The title of Edmund White’s novel is Fanny: A Fiction. Who is Fanny and where is the fiction? We have two Fannies. The popular female name Frances was “Fanny” in the 19th century. In this “fiction” Frances Trollope (Fanny) is supposedly writing a biography of Frances Wright (Fanny). But it’s not really a biography, and it’s not really about Fanny Wright, but Fanny Trollope mostly talking about herself.

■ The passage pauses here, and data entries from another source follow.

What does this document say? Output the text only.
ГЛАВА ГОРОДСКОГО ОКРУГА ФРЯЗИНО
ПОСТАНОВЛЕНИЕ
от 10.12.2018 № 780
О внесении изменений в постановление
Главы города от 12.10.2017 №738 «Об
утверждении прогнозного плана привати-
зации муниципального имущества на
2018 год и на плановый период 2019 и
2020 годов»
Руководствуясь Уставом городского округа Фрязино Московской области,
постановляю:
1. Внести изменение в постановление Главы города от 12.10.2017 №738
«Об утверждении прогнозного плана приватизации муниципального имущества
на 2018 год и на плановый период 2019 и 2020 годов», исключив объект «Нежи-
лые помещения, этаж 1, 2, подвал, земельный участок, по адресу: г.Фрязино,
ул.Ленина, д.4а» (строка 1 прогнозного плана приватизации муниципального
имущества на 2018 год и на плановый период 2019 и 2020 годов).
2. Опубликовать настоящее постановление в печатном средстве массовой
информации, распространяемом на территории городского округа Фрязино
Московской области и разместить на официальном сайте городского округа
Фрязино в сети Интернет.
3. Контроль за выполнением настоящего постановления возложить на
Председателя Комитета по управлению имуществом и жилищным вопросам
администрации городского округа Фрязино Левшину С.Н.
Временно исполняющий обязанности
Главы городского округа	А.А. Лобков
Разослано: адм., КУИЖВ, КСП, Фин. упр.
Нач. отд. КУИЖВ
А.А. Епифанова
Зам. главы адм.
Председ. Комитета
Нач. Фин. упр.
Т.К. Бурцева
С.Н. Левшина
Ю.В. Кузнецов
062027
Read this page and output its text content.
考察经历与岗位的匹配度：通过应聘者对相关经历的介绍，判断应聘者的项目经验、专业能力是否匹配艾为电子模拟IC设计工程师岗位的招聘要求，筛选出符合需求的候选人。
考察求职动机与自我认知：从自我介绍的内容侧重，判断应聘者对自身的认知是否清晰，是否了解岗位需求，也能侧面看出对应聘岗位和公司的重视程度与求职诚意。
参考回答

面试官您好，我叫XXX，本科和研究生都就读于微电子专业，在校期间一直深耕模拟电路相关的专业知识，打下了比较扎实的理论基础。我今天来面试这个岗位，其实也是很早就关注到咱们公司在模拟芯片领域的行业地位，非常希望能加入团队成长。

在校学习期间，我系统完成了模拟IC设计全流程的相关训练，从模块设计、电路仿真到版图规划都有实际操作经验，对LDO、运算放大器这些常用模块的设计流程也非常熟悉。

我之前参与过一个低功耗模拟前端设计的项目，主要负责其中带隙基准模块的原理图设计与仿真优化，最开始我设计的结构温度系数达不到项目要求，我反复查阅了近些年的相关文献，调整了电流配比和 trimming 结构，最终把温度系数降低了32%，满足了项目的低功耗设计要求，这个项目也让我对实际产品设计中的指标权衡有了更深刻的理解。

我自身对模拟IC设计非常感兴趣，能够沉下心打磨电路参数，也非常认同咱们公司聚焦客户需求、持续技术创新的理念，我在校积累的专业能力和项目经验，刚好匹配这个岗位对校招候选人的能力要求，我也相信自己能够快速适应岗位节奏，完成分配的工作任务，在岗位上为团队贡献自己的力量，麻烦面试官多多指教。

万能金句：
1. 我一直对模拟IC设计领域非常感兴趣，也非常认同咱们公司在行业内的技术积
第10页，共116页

Intrigued by tales told about the (real) Frances Trollope’s account of her visit to the early United States, I recently enjoyed her Domestic Manners of the Americans. I followed it up with a real biography, Pamela Neville-Sington’s Fanny Trollope: The Life and Adventures of a Clever Woman. This led me to sample the (real) Frances Trollope’s novel The Widow Barnaby. A good time was had by all. Frances Trollope was resourceful, enterprising, hard working and smart. She led three of her children off to the United States in the 1820s. From this misguided adventure she derived a best-selling book and a subsequent career during which she wrote 35 books in 24 years.
I cannot find this (real) Frances Trollope in White’s Fanny: A Fiction. I find a fussy old woman who comments and then comments on her comments.
Like Byron he laughed at ordinary human limitations — a bit easier to pull off if one is a rich English aristocrat rather than a poor French orphan. [Eliminate nationalities? Illogical?]
Some of her remarks are elaborated by a really irritating editor who fortunately disappears during the second half of the book. While many of the events are historical, White adds characters and incidents to spice up his tale. Fanny is given a very improbable romance in Cincinnati and the two Fannies go off together to newly-independent Haiti. Fanny Wright, the supposed subject of the book comes and goes, a goddess ex machina who never fails to produce disaster. If there was any real affection between the two women, it is not apparent here. Fanny herself (this unreal Fanny, that is) recognizes this at the end of the book.
I am afraid now that my mind is clouding over more and more rapidly and I judge this manuscript to be an unshapely muddle. There is too much spite in it, the best passages must be censored and Fanny herself remains irritatingly elusive.
Her mind is not cloudy — this judgement is entirely correct.